Pike on Flathead Technique

I was on Lake Of The Woods this last Memorial Day weekend with a great group of guys from my church. We were primarily targeting walleyes, with a here-and-there side-bonus of pike. After we had some close encounters with WUS's (walleyes of unusual size), I ran into Baudette and picked up a dozen nice 5-8 inch sucker minnows. My plan was to rig them on smaller circle hooks and slowly drag bottom. You see, even on what may arguably be some of the finest walleye fishing in the US, I'm still just a catman at heart.
My plan didn't work so well on the walleyes, I just had smaller ones shredding my sucker without actually taking it. And others in the party were hooking up with nice fish with a simple jig and fathead minnow. So I abandoned the tactic, but left the suckers in the baitwell...just in case.
Towards evening, my self and my two boat partners were limited out on walleyes with several hours of daylight remaining, so Mark said we should go cast for some pike. For reasons I won't go into here, my bow-mount electric motor was unusable, so I decided to just let Mark and Malcom cast spoons and spinners while I stayed at the console, controlling a weedline drift with the outboard. Then I remembered the suckers and rigged up a classic (if downscaled) version of my favorite flathead float rig. A simple circle-hook under an inflated water balloon, with some sizable splitshot in between. I lip-hooked a 6" minnow and just flipped it out a ways from the boat.

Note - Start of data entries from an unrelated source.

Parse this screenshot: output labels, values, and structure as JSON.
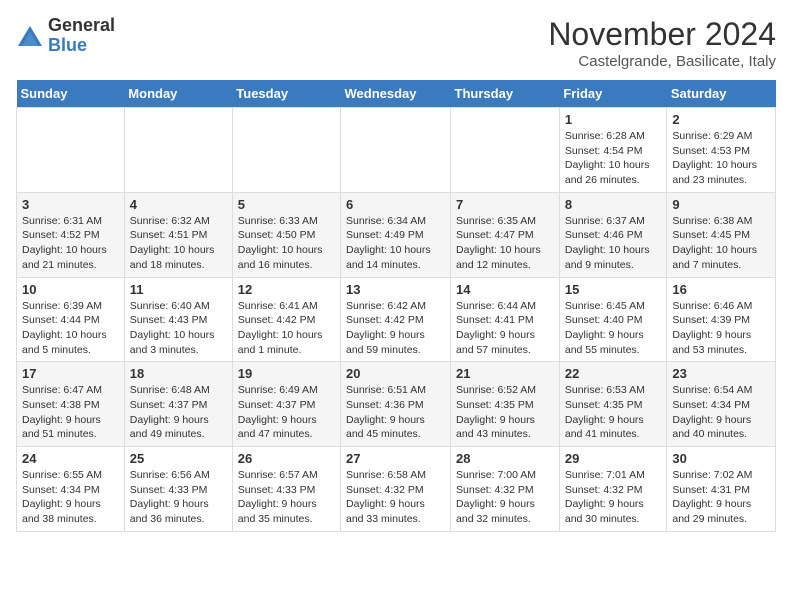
{
  "header": {
    "logo_general": "General",
    "logo_blue": "Blue",
    "month_title": "November 2024",
    "location": "Castelgrande, Basilicate, Italy"
  },
  "days_of_week": [
    "Sunday",
    "Monday",
    "Tuesday",
    "Wednesday",
    "Thursday",
    "Friday",
    "Saturday"
  ],
  "weeks": [
    [
      {
        "day": "",
        "info": ""
      },
      {
        "day": "",
        "info": ""
      },
      {
        "day": "",
        "info": ""
      },
      {
        "day": "",
        "info": ""
      },
      {
        "day": "",
        "info": ""
      },
      {
        "day": "1",
        "info": "Sunrise: 6:28 AM\nSunset: 4:54 PM\nDaylight: 10 hours and 26 minutes."
      },
      {
        "day": "2",
        "info": "Sunrise: 6:29 AM\nSunset: 4:53 PM\nDaylight: 10 hours and 23 minutes."
      }
    ],
    [
      {
        "day": "3",
        "info": "Sunrise: 6:31 AM\nSunset: 4:52 PM\nDaylight: 10 hours and 21 minutes."
      },
      {
        "day": "4",
        "info": "Sunrise: 6:32 AM\nSunset: 4:51 PM\nDaylight: 10 hours and 18 minutes."
      },
      {
        "day": "5",
        "info": "Sunrise: 6:33 AM\nSunset: 4:50 PM\nDaylight: 10 hours and 16 minutes."
      },
      {
        "day": "6",
        "info": "Sunrise: 6:34 AM\nSunset: 4:49 PM\nDaylight: 10 hours and 14 minutes."
      },
      {
        "day": "7",
        "info": "Sunrise: 6:35 AM\nSunset: 4:47 PM\nDaylight: 10 hours and 12 minutes."
      },
      {
        "day": "8",
        "info": "Sunrise: 6:37 AM\nSunset: 4:46 PM\nDaylight: 10 hours and 9 minutes."
      },
      {
        "day": "9",
        "info": "Sunrise: 6:38 AM\nSunset: 4:45 PM\nDaylight: 10 hours and 7 minutes."
      }
    ],
    [
      {
        "day": "10",
        "info": "Sunrise: 6:39 AM\nSunset: 4:44 PM\nDaylight: 10 hours and 5 minutes."
      },
      {
        "day": "11",
        "info": "Sunrise: 6:40 AM\nSunset: 4:43 PM\nDaylight: 10 hours and 3 minutes."
      },
      {
        "day": "12",
        "info": "Sunrise: 6:41 AM\nSunset: 4:42 PM\nDaylight: 10 hours and 1 minute."
      },
      {
        "day": "13",
        "info": "Sunrise: 6:42 AM\nSunset: 4:42 PM\nDaylight: 9 hours and 59 minutes."
      },
      {
        "day": "14",
        "info": "Sunrise: 6:44 AM\nSunset: 4:41 PM\nDaylight: 9 hours and 57 minutes."
      },
      {
        "day": "15",
        "info": "Sunrise: 6:45 AM\nSunset: 4:40 PM\nDaylight: 9 hours and 55 minutes."
      },
      {
        "day": "16",
        "info": "Sunrise: 6:46 AM\nSunset: 4:39 PM\nDaylight: 9 hours and 53 minutes."
      }
    ],
    [
      {
        "day": "17",
        "info": "Sunrise: 6:47 AM\nSunset: 4:38 PM\nDaylight: 9 hours and 51 minutes."
      },
      {
        "day": "18",
        "info": "Sunrise: 6:48 AM\nSunset: 4:37 PM\nDaylight: 9 hours and 49 minutes."
      },
      {
        "day": "19",
        "info": "Sunrise: 6:49 AM\nSunset: 4:37 PM\nDaylight: 9 hours and 47 minutes."
      },
      {
        "day": "20",
        "info": "Sunrise: 6:51 AM\nSunset: 4:36 PM\nDaylight: 9 hours and 45 minutes."
      },
      {
        "day": "21",
        "info": "Sunrise: 6:52 AM\nSunset: 4:35 PM\nDaylight: 9 hours and 43 minutes."
      },
      {
        "day": "22",
        "info": "Sunrise: 6:53 AM\nSunset: 4:35 PM\nDaylight: 9 hours and 41 minutes."
      },
      {
        "day": "23",
        "info": "Sunrise: 6:54 AM\nSunset: 4:34 PM\nDaylight: 9 hours and 40 minutes."
      }
    ],
    [
      {
        "day": "24",
        "info": "Sunrise: 6:55 AM\nSunset: 4:34 PM\nDaylight: 9 hours and 38 minutes."
      },
      {
        "day": "25",
        "info": "Sunrise: 6:56 AM\nSunset: 4:33 PM\nDaylight: 9 hours and 36 minutes."
      },
      {
        "day": "26",
        "info": "Sunrise: 6:57 AM\nSunset: 4:33 PM\nDaylight: 9 hours and 35 minutes."
      },
      {
        "day": "27",
        "info": "Sunrise: 6:58 AM\nSunset: 4:32 PM\nDaylight: 9 hours and 33 minutes."
      },
      {
        "day": "28",
        "info": "Sunrise: 7:00 AM\nSunset: 4:32 PM\nDaylight: 9 hours and 32 minutes."
      },
      {
        "day": "29",
        "info": "Sunrise: 7:01 AM\nSunset: 4:32 PM\nDaylight: 9 hours and 30 minutes."
      },
      {
        "day": "30",
        "info": "Sunrise: 7:02 AM\nSunset: 4:31 PM\nDaylight: 9 hours and 29 minutes."
      }
    ]
  ]
}
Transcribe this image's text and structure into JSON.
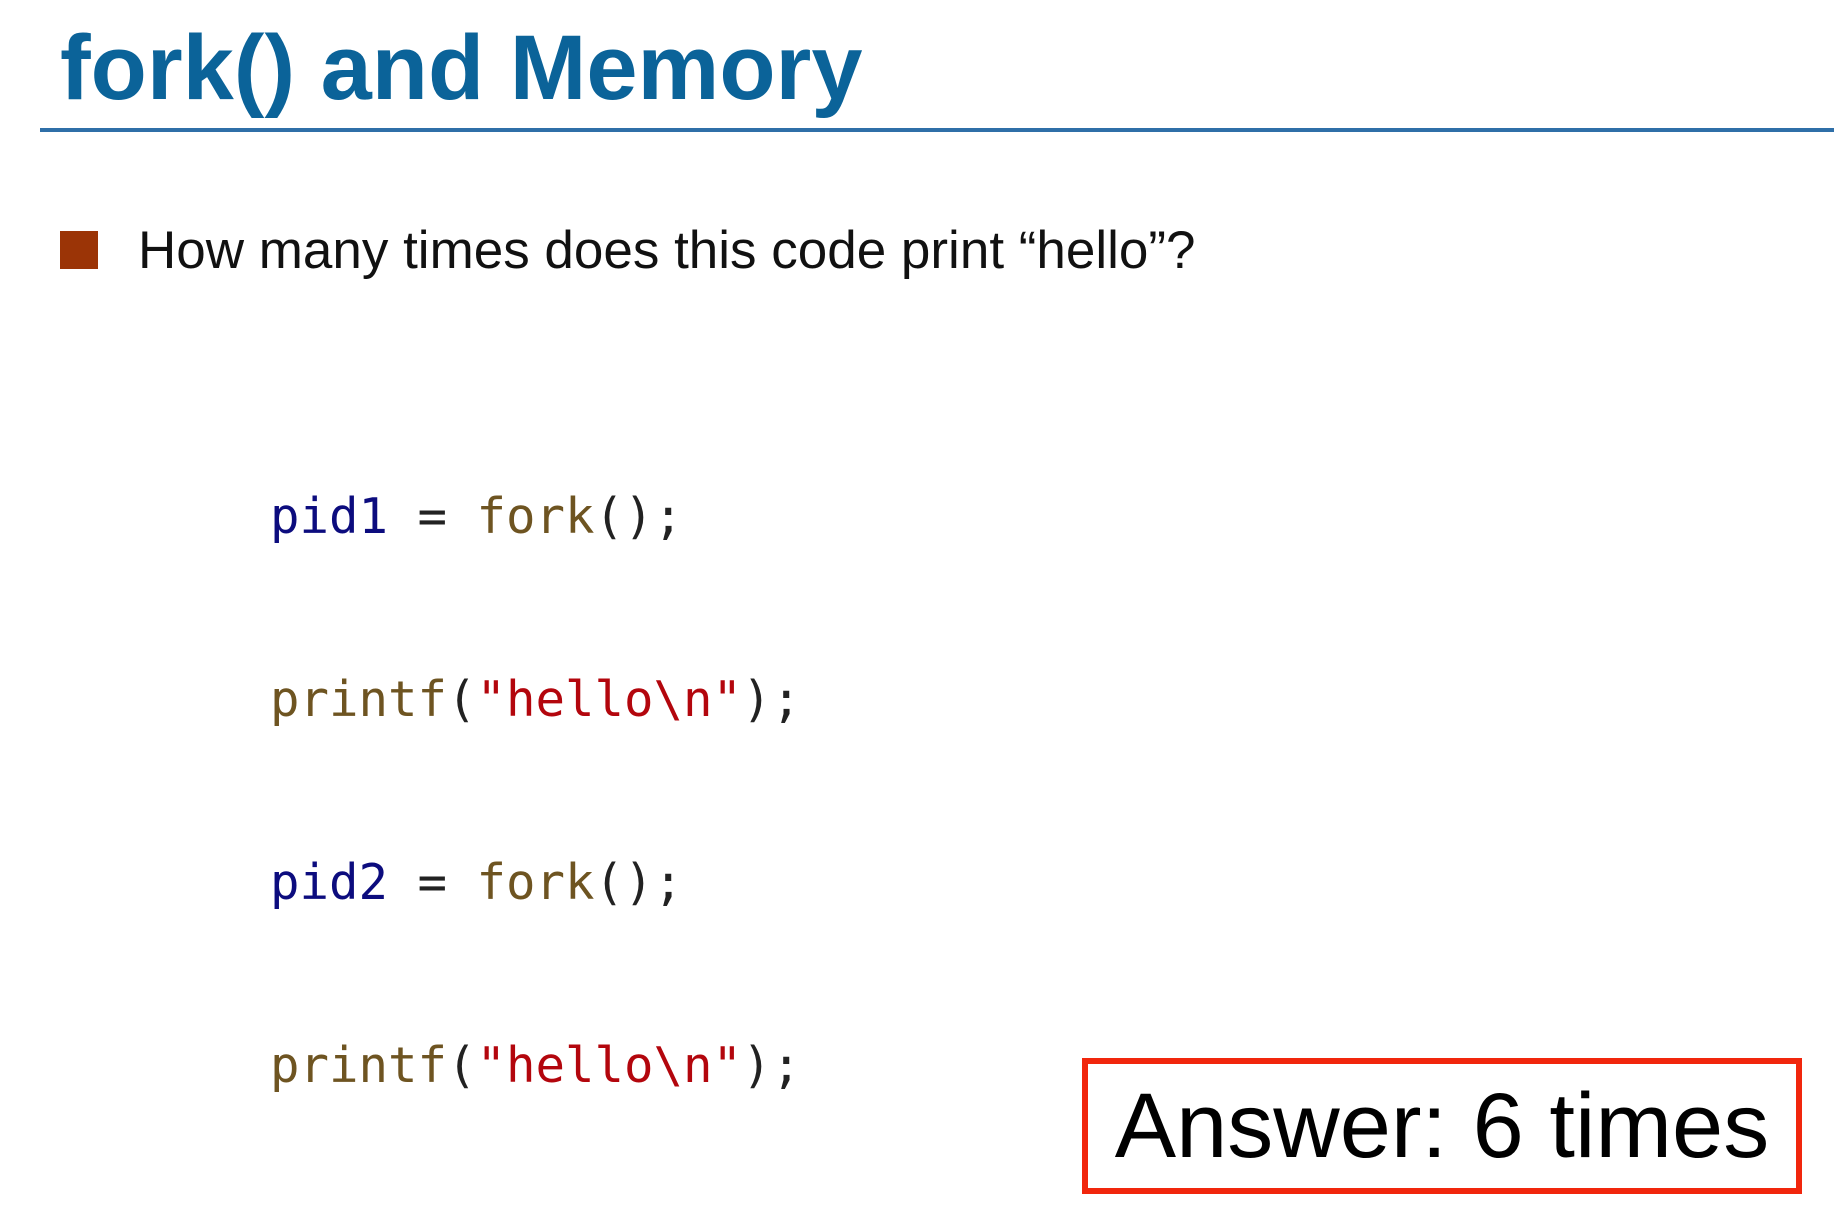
{
  "slide": {
    "title": "fork() and Memory"
  },
  "bullet": {
    "text": "How many times does this code print “hello”?"
  },
  "code": {
    "line1": {
      "var": "pid1",
      "op": " = ",
      "fn": "fork",
      "tail": "();"
    },
    "line2": {
      "fn": "printf",
      "open": "(",
      "str": "\"hello\\n\"",
      "tail": ");"
    },
    "line3": {
      "var": "pid2",
      "op": " = ",
      "fn": "fork",
      "tail": "();"
    },
    "line4": {
      "fn": "printf",
      "open": "(",
      "str": "\"hello\\n\"",
      "tail": ");"
    }
  },
  "answer": {
    "text": "Answer: 6 times"
  },
  "colors": {
    "title": "#0b6399",
    "rule": "#2f6fa8",
    "bullet": "#9b3406",
    "answer_border": "#f1260d",
    "code_variable": "#0c0c7e",
    "code_function": "#6e5421",
    "code_string": "#b3060d"
  }
}
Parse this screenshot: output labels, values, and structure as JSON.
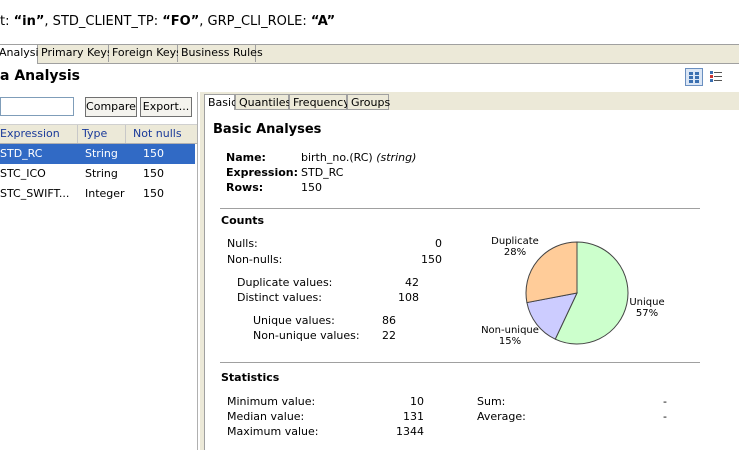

While working the reed edge, a nice pike rolled on a buzzbait, but repeated casts with various lures yielded no results. As we drifted past, my boat mates shifted their attention to an upcoming turn in the weedline. I pitched back to the location that the pike rolled, as we drifted away from it. I set my rod down and backed the boat a few feet to control our drift. Within 30 seconds, my rod started to climb over the side of the boat. I looked up to see my balloon half submerged. Not knowing if I was on a weed, I simply started reeling with my rod tip pointed at the balloon. It quickly became apparent that there was a fish on. The circle hook had worked like a charm.
I was running a medium action rod, with 8 lbs test Trilene XL. There was no steel leader, the mono was tied directly to a 3/0 Gamakatsu circle hook. Luckily, as circle hooks are supposed to do, this particular toothy pike was hooked firmly in the corner of the mouth. When I got her in, she was a healthy, heavy 38 inches (about 17 lbs), my third biggest pike ever. As I released her, I reflected on how my catfish rigging experience had proven so useful in this situation. Often we get stuck in a rut as to how we think about certain fish species, when much of what we learn from one species can be applied to others.
If you've been following the articles this author has written, you doubtless have seen this at work in the fact that as an avid muskie and pike angler, I have brought insight and attitudes about those species into my catfishing arsenal. In this case, there was a bit of payback; with my catfishing skills helping to catch a nice pike.
I also wanted to include a picture of this incredibly nice 41 inch fish that one of my boat partners caught the next day. Mark was fishing with a lure designed and built by me when he hooked and landed this pig. Fifteen minutes before, he had hooked one that was a bit smaller, and we lost her and another of my original lures.